The sample of Medicare claims Sonmez, Weyer, and Adelman analyzed spanned 2016 to 2019 and included the primary care visits of more than 500,000 continuously enrolled individuals. The study measured visit frequency; regularity of care, defined as the variability in the number of days between visits; and continuity of care, the extent to which a patient was under the care of a single PCP.
The researchers examined patients’ actual Medicare expenditures for 2019 and compared them with what were expected as expenditures given various health and demographic information about the patients. Medicare’s calculated savings were the difference between expected and actual expenditures. (Because actual expenses were higher than expected expenses in some cases, it was possible for Medicare savings to be negative.)
The researchers created six comparison groups for the study organized by a patient’s continuity of care: regular and highly continuous, irregular and highly continuous, regular and moderately continuous, irregular and moderately continuous, regular and noncontinuous, and irregular and noncontinuous.

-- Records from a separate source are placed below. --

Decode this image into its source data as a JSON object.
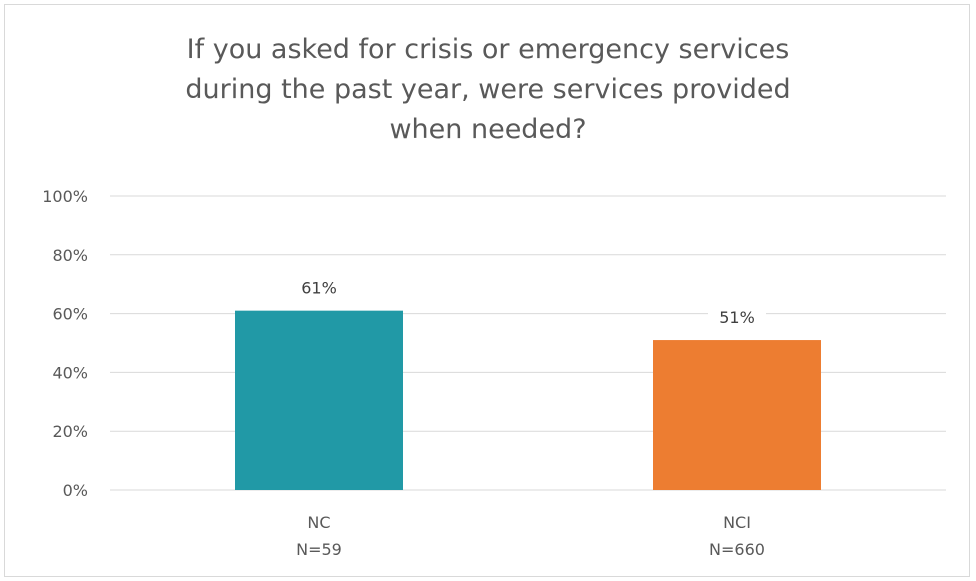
{
  "chart_data": {
    "type": "bar",
    "title_lines": [
      "If you asked for crisis or emergency services",
      "during the past year, were services provided",
      "when needed?"
    ],
    "categories": [
      {
        "label": "NC",
        "sublabel": "N=59"
      },
      {
        "label": "NCI",
        "sublabel": "N=660"
      }
    ],
    "values": [
      61,
      51
    ],
    "data_labels": [
      "61%",
      "51%"
    ],
    "colors": [
      "#2199a6",
      "#ed7d31"
    ],
    "ylim": [
      0,
      100
    ],
    "yticks": [
      0,
      20,
      40,
      60,
      80,
      100
    ],
    "ytick_labels": [
      "0%",
      "20%",
      "40%",
      "60%",
      "80%",
      "100%"
    ],
    "grid": true,
    "legend": "none"
  }
}
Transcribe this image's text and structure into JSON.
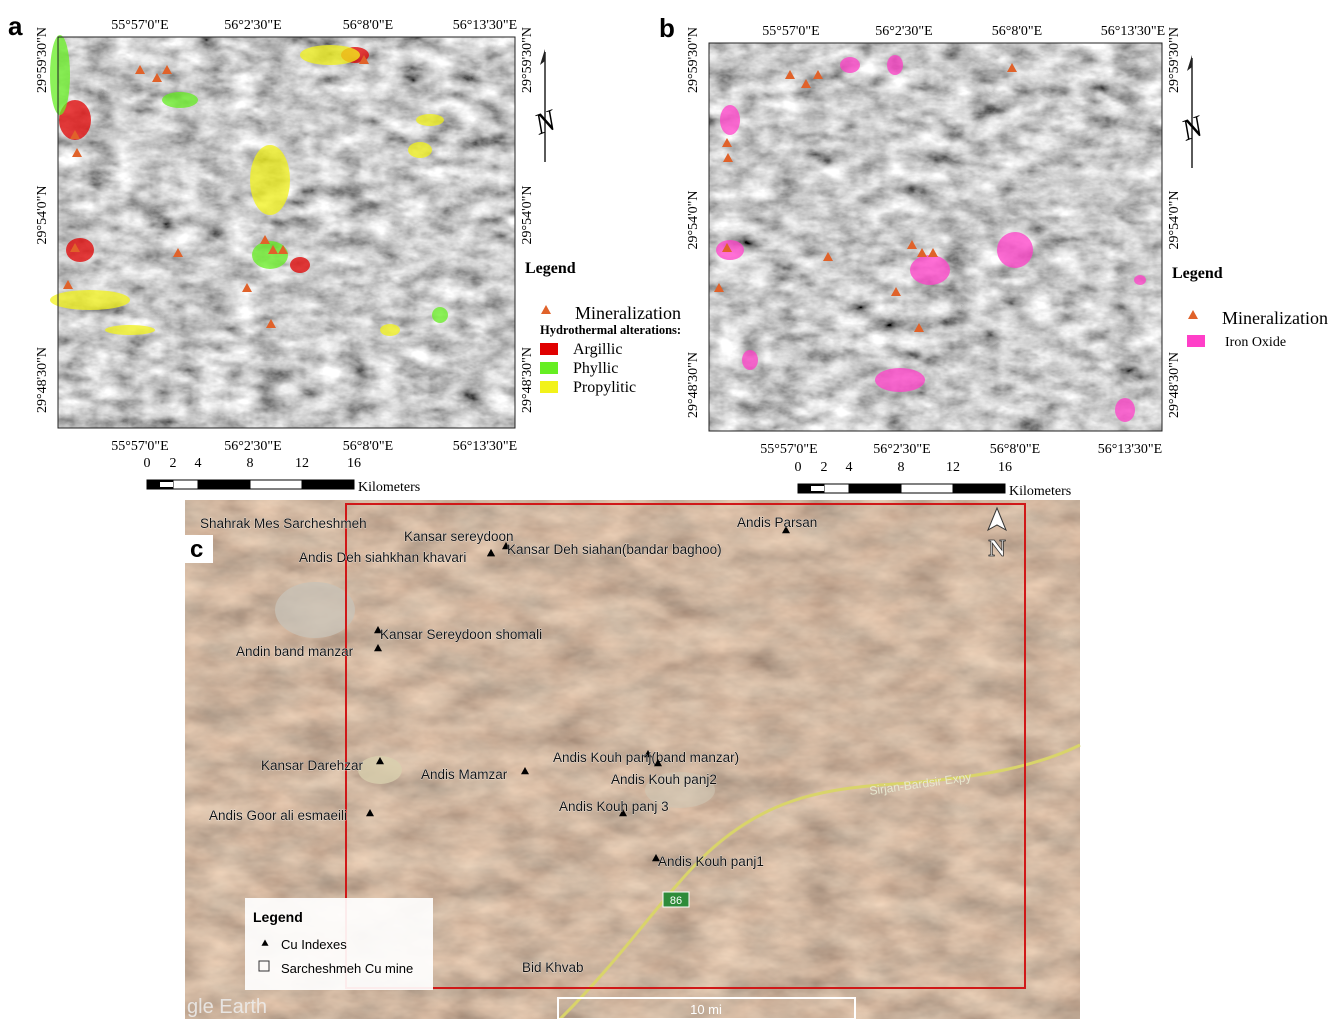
{
  "panels": [
    {
      "label": "a",
      "lon_labels": [
        "55°57'0\"E",
        "56°2'30\"E",
        "56°8'0\"E",
        "56°13'30\"E"
      ],
      "lat_labels": [
        "29°59'30\"N",
        "29°54'0\"N",
        "29°48'30\"N"
      ],
      "legend": {
        "title": "Legend",
        "mineralization": "Mineralization",
        "subtitle": "Hydrothermal alterations:",
        "classes": [
          {
            "name": "Argillic",
            "color": "#e00000"
          },
          {
            "name": "Phyllic",
            "color": "#66ee22"
          },
          {
            "name": "Propylitic",
            "color": "#f2f21a"
          }
        ]
      },
      "scale": {
        "ticks": [
          "0",
          "2",
          "4",
          "8",
          "12",
          "16"
        ],
        "unit": "Kilometers"
      },
      "north": "N"
    },
    {
      "label": "b",
      "lon_labels": [
        "55°57'0\"E",
        "56°2'30\"E",
        "56°8'0\"E",
        "56°13'30\"E"
      ],
      "lat_labels": [
        "29°59'30\"N",
        "29°54'0\"N",
        "29°48'30\"N"
      ],
      "legend": {
        "title": "Legend",
        "mineralization": "Mineralization",
        "classes": [
          {
            "name": "Iron Oxide",
            "color": "#ff3fc8"
          }
        ]
      },
      "scale": {
        "ticks": [
          "0",
          "2",
          "4",
          "8",
          "12",
          "16"
        ],
        "unit": "Kilometers"
      },
      "north": "N"
    }
  ],
  "panel_c": {
    "label": "c",
    "places": [
      "Shahrak Mes Sarcheshmeh",
      "Andis Parsan",
      "Kansar sereydoon",
      "Andis Deh siahkhan khavari",
      "Kansar Deh siahan(bandar baghoo)",
      "Kansar Sereydoon shomali",
      "Andin band manzar",
      "Kansar Darehzar",
      "Andis Mamzar",
      "Andis Kouh panj(band manzar)",
      "Andis Kouh panj2",
      "Andis Kouh panj 3",
      "Andis Goor ali esmaeili",
      "Andis Kouh panj1",
      "Bid Khvab"
    ],
    "road_label": "Sirjan-Bardsir Expy",
    "road_number": "86",
    "north": "N",
    "legend": {
      "title": "Legend",
      "items": [
        "Cu Indexes",
        "Sarcheshmeh Cu mine"
      ]
    },
    "scale_label": "10 mi",
    "watermark": "gle Earth"
  }
}
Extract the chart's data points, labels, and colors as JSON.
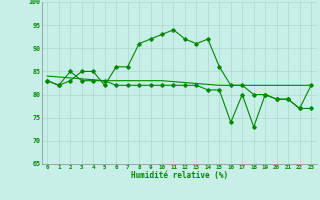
{
  "title": "",
  "xlabel": "Humidité relative (%)",
  "ylabel": "",
  "bg_color": "#c8eee8",
  "grid_color": "#aad8cc",
  "line_color": "#008800",
  "xlim": [
    -0.5,
    23.5
  ],
  "ylim": [
    65,
    100
  ],
  "yticks": [
    65,
    70,
    75,
    80,
    85,
    90,
    95,
    100
  ],
  "xticks": [
    0,
    1,
    2,
    3,
    4,
    5,
    6,
    7,
    8,
    9,
    10,
    11,
    12,
    13,
    14,
    15,
    16,
    17,
    18,
    19,
    20,
    21,
    22,
    23
  ],
  "series1": [
    83,
    82,
    83,
    85,
    85,
    82,
    86,
    86,
    91,
    92,
    93,
    94,
    92,
    91,
    92,
    86,
    82,
    82,
    80,
    80,
    79,
    79,
    77,
    77
  ],
  "series2_x": [
    0,
    5,
    10,
    15,
    20,
    23
  ],
  "series2_y": [
    84,
    83,
    83,
    82,
    82,
    82
  ],
  "series3": [
    83,
    82,
    85,
    83,
    83,
    83,
    82,
    82,
    82,
    82,
    82,
    82,
    82,
    82,
    81,
    81,
    74,
    80,
    73,
    80,
    79,
    79,
    77,
    82
  ]
}
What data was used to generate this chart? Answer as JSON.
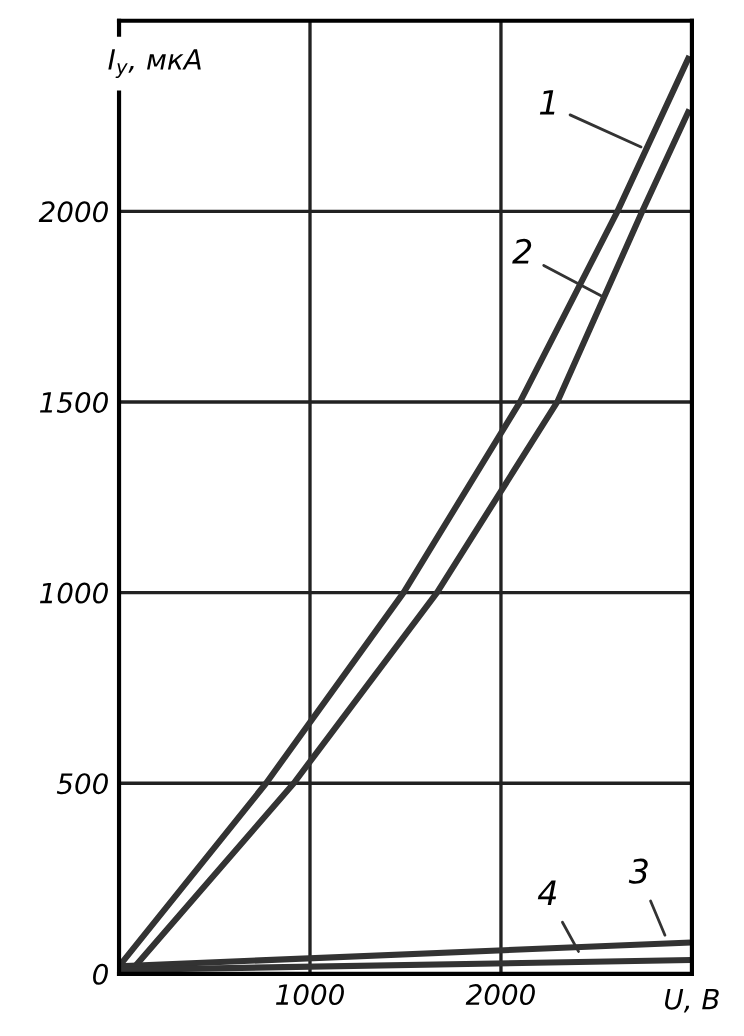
{
  "chart_data": {
    "type": "line",
    "xlabel": "U, В",
    "ylabel": "I$_{y}$, мкА",
    "xlim": [
      0,
      3000
    ],
    "ylim": [
      0,
      2500
    ],
    "xticks": [
      {
        "value": 0,
        "label": null
      },
      1000,
      2000
    ],
    "yticks": [
      0,
      500,
      1000,
      1500,
      2000
    ],
    "grid": true,
    "line_style": "solid",
    "marker": "none",
    "series": [
      {
        "color": "#333333",
        "x": [
          0,
          770,
          1490,
          2100,
          2610,
          2980
        ],
        "values": [
          20,
          500,
          1000,
          1500,
          2000,
          2400
        ]
      },
      {
        "color": "#333333",
        "x": [
          50,
          915,
          1665,
          2295,
          2740,
          2980
        ],
        "values": [
          0,
          500,
          1000,
          1500,
          2000,
          2260
        ]
      },
      {
        "color": "#333333",
        "x": [
          0,
          2980
        ],
        "values": [
          20,
          82
        ]
      },
      {
        "color": "#333333",
        "x": [
          0,
          2980
        ],
        "values": [
          10,
          36
        ]
      }
    ],
    "annotations": [
      {
        "text": "1",
        "x": 2760,
        "y": 2163
      },
      {
        "text": "2",
        "x": 2550,
        "y": 1772
      },
      {
        "text": "3",
        "x": 2870,
        "y": 88
      },
      {
        "text": "4",
        "x": 2420,
        "y": 46
      }
    ]
  }
}
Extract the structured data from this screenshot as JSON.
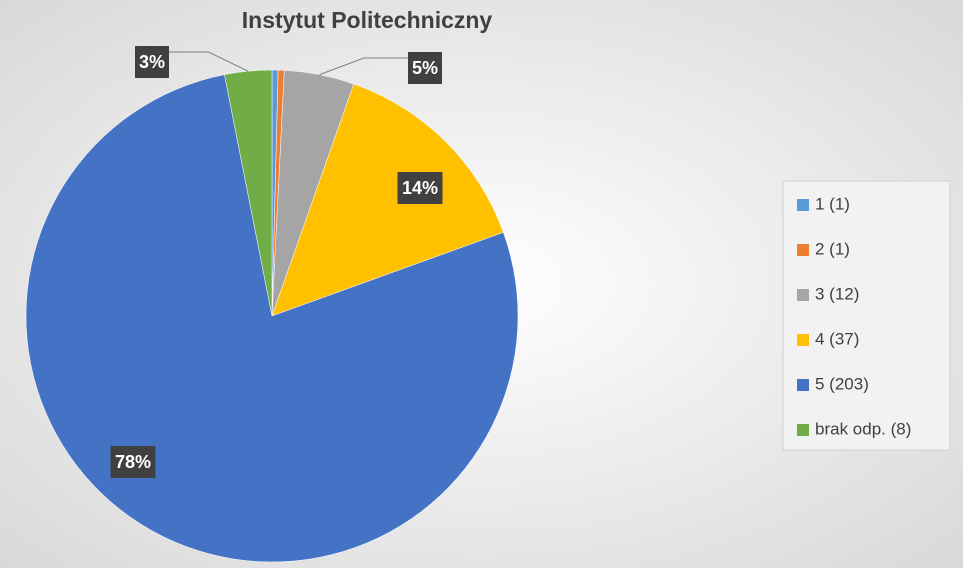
{
  "chart_data": {
    "type": "pie",
    "title": "Instytut Politechniczny",
    "categories": [
      "1 (1)",
      "2 (1)",
      "3 (12)",
      "4 (37)",
      "5 (203)",
      "brak odp. (8)"
    ],
    "values": [
      0.4,
      0.4,
      4.6,
      14.1,
      77.5,
      3.1
    ],
    "value_labels": [
      null,
      null,
      "5%",
      "14%",
      "78%",
      "3%"
    ],
    "colors": [
      "#5b9bd5",
      "#ed7d31",
      "#a5a5a5",
      "#ffc000",
      "#4472c4",
      "#70ad47"
    ],
    "legend": "right"
  }
}
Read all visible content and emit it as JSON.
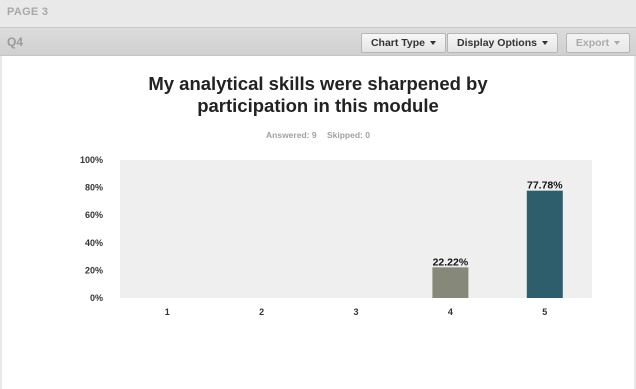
{
  "page": {
    "label": "PAGE 3"
  },
  "question": {
    "number": "Q4"
  },
  "toolbar": {
    "chart_type_label": "Chart Type",
    "display_options_label": "Display Options",
    "export_label": "Export"
  },
  "summary": {
    "answered_label": "Answered:",
    "answered": "9",
    "skipped_label": "Skipped:",
    "skipped": "0"
  },
  "colors": {
    "bar_4": "#86887a",
    "bar_5": "#2e5d6b",
    "plot_bg": "#efefef"
  },
  "chart_data": {
    "type": "bar",
    "title": "My analytical skills were sharpened by participation in this module",
    "title_lines": [
      "My analytical skills were sharpened by",
      "participation in this module"
    ],
    "categories": [
      "1",
      "2",
      "3",
      "4",
      "5"
    ],
    "values": [
      0,
      0,
      0,
      22.22,
      77.78
    ],
    "value_labels": [
      "",
      "",
      "",
      "22.22%",
      "77.78%"
    ],
    "ylim": [
      0,
      100
    ],
    "yticks": [
      "0%",
      "20%",
      "40%",
      "60%",
      "80%",
      "100%"
    ],
    "grid": false,
    "legend": "none"
  }
}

The researchers find that for all patients, Medicare savings grew as continuity of care increased, but the savings were only positive for those patients in the high-continuity groups. Continuity was so important that patients with highly continuous care experienced savings no matter which frequency or regularity group they fell into—but for patients at any particular level of continuity, savings were highest for those who received regular care too.
The optimal frequency of care for the highly continuous group varied according to the complexity of patients’ medical conditions: savings increased with visit frequency for patients with more complex care needs, topping out at 10 visits per year for medium-risk patients, whereas lower frequency was associated with higher savings for patients with lower-risk medical profiles.
It’s well documented that continuity of care results in better patient health outcomes, says Weyer, who explains that while physicians want to provide regular, continuous care for their patients, various factors make that difficult in certain situations. But addressing those factors would benefit patients, health systems, and healthcare payers such as Medicare (and taxpayers, by extension). “Health systems, provider groups, and policy makers need to think about what these facilitators and barriers are for providing this care,” he says.
Medicare has spent two decades shifting away from a fee-for-service model and toward a value-based payment model that rewards healthcare providers on the basis of the quality of their care along various measures. The findings suggest that as health systems and provider groups make this transition, they should prioritize regular, continuous care for patients. Doing so, the researchers write, “may offer benefits to payers, clinicians, and patients by decreasing expenditures, reducing [emergency department] visits, and reducing hospitalizations.”